I wouldn't say I was boring, but my life had definitely fallen into a pattern or repetition.  And in thinking about getting older all I could think of was this is the way it's going to be day in and day out for the foreseeable future.  Joining the band not only broke this mold, it smashed it completely.  And for me that was a huge accomplishment.

The band and many other decisions I've made throughout the year, have lead to other issues in my life, many that I've not written about and I'll continue to keep private for the time being.  Many of them in my opinion were coming and as time goes on I may write about them, but we'll have to see how things play out. This has been another interesting part of the blog's development, how much do I want to ultimately share.  I'd love to write about everything and anything, but since so many of our lives are intertwined I realized early on that I needed to be conscious of what I wrote about other people or my thoughts in relation to certain things.  (Hillbilly neighbor being an exception).  Those that know me might be assuming they know what I'm talking about here, but I can honestly say it's not one particular person or situation I'm referring to.  There are multiple topics and people I choose not to write about.  While I haven't overly promoted this blog, I'm conscious of the fact that it is public and therefore I've made a conscious effort to document my thoughts and feelings around things, rather then about them at times.

I'm getting a bit disinterested here in my writing, so I'm going to try and close this up.  Since it's been one of my favorite things to do on the blog, a list format seems sort of appropriate for an ending to the retrospective.

Some of my favorite things from 2009.

1. Unmuddling my emotions, getting beyond the feeling of despair and getting an understanding of me today.

2. Joining "Torrn"

3. Making new friends, whether it's from the band, the blog, or other ways of meeting new people, I'm happy that I've been able to open up the circle a bit and meet so many new people.

4. Buying the new car, a decade is too long to go between new cars.

5. Bronwyn's development, 3-4 was a heck of a lot of fun.
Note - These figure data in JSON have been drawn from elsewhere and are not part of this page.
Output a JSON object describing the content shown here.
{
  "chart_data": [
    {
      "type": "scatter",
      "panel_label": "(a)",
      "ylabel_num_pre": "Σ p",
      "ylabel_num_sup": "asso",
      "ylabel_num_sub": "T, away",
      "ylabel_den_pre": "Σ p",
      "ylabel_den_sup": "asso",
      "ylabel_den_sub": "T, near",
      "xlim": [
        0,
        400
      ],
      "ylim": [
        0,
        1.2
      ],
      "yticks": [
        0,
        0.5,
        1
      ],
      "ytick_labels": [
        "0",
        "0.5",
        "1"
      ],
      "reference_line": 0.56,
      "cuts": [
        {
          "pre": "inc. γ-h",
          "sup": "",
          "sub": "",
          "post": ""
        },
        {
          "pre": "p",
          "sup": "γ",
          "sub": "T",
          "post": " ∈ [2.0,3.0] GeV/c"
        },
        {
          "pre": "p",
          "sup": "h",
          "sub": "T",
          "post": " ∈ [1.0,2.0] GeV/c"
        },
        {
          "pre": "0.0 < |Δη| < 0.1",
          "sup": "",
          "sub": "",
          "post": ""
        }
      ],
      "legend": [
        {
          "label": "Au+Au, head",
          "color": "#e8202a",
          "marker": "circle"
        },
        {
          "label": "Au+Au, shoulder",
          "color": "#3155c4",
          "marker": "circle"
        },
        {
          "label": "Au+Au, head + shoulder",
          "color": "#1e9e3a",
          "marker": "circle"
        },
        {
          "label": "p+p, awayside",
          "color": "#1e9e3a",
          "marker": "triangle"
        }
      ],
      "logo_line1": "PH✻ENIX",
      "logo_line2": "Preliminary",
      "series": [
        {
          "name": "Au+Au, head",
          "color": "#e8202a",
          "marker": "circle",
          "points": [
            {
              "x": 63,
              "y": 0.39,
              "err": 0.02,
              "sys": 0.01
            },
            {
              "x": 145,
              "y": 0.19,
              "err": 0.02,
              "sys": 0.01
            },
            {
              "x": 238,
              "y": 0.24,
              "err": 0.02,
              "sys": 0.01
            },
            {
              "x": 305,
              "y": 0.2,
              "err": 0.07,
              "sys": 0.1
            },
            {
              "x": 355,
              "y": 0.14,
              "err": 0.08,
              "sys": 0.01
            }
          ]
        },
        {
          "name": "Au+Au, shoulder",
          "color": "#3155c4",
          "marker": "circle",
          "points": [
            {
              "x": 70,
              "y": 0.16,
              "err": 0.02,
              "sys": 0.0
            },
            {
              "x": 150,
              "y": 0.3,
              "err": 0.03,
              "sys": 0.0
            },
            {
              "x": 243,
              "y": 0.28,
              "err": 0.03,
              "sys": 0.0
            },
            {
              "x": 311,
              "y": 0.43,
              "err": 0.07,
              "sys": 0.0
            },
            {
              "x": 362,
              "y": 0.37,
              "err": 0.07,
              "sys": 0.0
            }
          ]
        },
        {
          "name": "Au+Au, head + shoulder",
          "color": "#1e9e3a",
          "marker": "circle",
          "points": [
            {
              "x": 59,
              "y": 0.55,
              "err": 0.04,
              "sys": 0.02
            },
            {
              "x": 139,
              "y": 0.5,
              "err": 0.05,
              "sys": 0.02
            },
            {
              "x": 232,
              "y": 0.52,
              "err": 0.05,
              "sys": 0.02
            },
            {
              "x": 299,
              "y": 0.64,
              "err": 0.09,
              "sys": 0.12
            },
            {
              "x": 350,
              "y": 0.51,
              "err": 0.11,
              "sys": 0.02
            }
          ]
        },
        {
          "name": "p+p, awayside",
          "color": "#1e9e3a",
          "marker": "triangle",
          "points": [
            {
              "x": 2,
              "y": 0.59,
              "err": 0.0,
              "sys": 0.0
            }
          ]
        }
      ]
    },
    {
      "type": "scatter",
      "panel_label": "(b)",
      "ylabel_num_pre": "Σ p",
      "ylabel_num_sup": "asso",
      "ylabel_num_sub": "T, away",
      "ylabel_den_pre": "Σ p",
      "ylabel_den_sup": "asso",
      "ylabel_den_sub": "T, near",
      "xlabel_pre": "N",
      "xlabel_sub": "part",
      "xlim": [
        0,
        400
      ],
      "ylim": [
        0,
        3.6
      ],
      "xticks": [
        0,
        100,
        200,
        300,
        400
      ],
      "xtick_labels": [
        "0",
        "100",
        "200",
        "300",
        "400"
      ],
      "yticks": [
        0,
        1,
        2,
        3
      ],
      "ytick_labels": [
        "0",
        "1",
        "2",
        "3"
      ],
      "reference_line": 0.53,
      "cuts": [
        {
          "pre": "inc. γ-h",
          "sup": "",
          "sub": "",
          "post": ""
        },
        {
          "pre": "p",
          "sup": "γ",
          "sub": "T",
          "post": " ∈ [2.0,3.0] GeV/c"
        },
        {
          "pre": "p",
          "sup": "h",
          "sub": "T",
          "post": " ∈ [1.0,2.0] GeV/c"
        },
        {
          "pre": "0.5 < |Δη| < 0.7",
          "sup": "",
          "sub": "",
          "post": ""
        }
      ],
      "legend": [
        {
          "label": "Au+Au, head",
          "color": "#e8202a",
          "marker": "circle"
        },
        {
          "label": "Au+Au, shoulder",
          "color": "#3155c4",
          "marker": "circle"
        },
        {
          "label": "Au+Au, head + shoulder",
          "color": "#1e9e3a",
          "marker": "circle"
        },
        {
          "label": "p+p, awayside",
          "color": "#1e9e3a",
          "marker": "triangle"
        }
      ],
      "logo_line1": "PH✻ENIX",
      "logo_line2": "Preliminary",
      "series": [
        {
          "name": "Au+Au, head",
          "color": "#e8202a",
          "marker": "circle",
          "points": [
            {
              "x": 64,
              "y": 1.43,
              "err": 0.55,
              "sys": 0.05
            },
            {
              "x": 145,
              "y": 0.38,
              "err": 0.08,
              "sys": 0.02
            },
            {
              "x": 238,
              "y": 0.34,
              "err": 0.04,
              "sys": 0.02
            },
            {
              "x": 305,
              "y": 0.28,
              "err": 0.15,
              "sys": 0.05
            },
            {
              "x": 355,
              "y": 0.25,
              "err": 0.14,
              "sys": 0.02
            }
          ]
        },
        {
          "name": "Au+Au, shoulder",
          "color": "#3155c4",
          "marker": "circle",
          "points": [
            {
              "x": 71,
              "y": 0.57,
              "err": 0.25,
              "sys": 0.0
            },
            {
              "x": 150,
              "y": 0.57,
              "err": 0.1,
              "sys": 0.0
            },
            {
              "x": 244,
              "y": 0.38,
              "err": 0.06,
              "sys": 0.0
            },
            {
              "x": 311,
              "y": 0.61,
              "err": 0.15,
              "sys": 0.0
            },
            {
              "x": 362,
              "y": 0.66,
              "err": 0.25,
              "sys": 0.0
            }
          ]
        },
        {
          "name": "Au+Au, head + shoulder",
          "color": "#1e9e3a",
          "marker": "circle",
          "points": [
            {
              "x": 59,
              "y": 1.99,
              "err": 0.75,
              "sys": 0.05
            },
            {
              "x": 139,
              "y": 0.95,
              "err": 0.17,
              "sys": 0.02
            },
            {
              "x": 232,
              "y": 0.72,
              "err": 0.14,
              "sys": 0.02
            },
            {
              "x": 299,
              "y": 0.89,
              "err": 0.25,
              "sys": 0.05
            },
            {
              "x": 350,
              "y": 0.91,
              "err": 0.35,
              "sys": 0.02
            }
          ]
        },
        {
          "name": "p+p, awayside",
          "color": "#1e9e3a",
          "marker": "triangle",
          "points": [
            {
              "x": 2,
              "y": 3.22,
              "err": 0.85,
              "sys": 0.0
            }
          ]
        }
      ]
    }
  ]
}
So many things I see her developing into and she always makes my day.

6. Reacquainting myself with many friends from my past.  So nice to reconnect with people I haven't talked to in years.  In thinking about this, I can't believe the number of people I've seen or talked to that I haven't for many years.

7. Breaking the status quo of everyday life.
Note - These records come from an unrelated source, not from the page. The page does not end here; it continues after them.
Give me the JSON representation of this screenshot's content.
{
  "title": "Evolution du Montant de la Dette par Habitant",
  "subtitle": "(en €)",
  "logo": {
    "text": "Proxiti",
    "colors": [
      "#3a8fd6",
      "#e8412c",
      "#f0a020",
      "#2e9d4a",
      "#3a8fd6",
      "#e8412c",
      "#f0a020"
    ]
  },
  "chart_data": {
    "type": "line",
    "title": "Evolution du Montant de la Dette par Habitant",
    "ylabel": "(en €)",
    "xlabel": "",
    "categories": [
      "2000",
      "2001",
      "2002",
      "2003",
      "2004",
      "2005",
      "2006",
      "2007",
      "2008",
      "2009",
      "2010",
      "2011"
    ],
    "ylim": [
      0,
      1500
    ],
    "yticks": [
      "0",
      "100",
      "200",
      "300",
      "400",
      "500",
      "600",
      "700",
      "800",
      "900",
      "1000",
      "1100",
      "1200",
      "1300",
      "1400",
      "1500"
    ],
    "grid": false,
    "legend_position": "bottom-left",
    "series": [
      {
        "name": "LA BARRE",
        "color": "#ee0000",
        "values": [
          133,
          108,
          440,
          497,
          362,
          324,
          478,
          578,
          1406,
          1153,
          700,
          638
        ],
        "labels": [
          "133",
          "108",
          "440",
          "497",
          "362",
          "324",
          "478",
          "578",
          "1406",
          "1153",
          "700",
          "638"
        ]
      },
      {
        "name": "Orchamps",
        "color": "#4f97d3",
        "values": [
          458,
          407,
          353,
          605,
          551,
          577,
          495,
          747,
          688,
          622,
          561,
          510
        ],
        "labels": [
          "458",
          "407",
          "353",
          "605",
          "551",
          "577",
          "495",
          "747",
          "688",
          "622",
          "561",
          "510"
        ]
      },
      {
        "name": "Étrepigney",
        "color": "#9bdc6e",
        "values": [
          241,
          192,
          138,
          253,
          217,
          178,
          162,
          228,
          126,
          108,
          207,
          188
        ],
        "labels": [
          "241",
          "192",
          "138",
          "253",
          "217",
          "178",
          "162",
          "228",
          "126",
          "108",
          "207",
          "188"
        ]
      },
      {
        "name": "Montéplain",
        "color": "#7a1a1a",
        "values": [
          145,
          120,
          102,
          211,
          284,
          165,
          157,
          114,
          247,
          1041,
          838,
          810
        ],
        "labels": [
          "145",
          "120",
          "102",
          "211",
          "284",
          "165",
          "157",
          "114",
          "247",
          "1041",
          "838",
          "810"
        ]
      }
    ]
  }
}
8. Family: Immediate and extended, there aren't words that can express my appreciation.

9. Friends, my friends are my extended family and extremely appreciated as well.

10. Surviving another year.  Whether it's financially, physically, or emotionally, it's easy to dismiss this as a small thing, but given how complicated life can be it's definitely something to be thankful for.


2010 What's ahead

1. Getting out and playing.  It's funny with no practice for the last month, how far away this seems to be, but realistically it could start happening next week if a gig opens up.  Once we get playing, we should break into the schedule pretty quickly and it will be busy.  I'm hopeful it will make for some interesting reading.
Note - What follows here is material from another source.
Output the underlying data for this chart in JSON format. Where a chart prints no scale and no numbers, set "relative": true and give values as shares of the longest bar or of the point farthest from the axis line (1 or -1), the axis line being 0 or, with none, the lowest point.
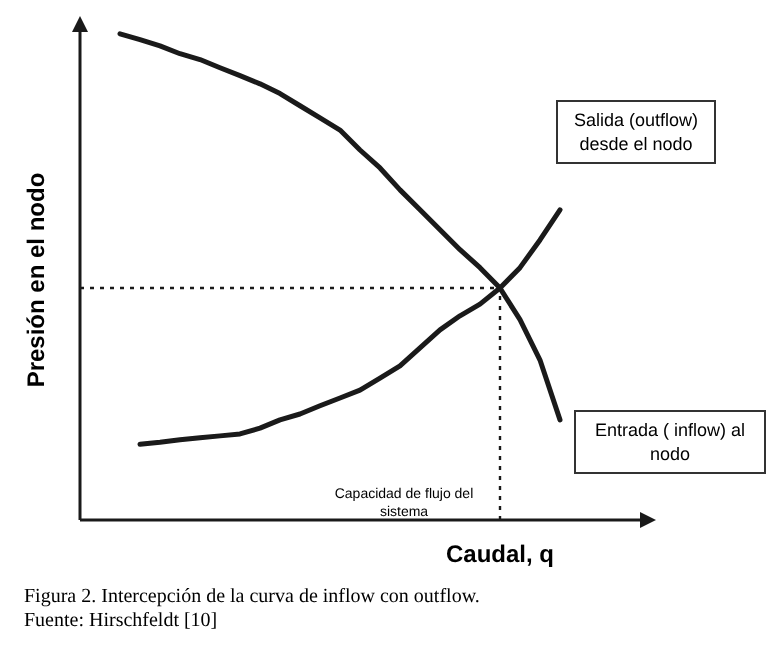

2. Continuing to decipher things in my life.  Still a lot of emotions to untangle, but I think things are going to become a bit clearer during the year.

3. Long workouts.  I'm not sure whether they will happen, I'm just saying after the holiday enjoyment, they need to.

4. Continuing to experience my daughter's growth, amazing to watch.

5. I'm looking forward to writing more and finding other ways of breaking the mold of everyday life.

6. Stopping lists at less then 10 when I can't think of anymore to write about.  That's where I am today, between a headache and being tired of typing, that's all I have for the retrospective.  Hope you enjoyed and if you are lurking and haven't left a comment, say hello sometime, nice to know what people think of the content.

2 comments:

Monica said...

Congrats on such an impressive blogging track record and for getting involved in so many fulfilling activities in '09. Hope '10 is even better for you!

Michael said...

Thanks Monica, appreciate your comments through the year and for linking my page to your blog. (which I might add is outstanding). Good luck in the New Year as well.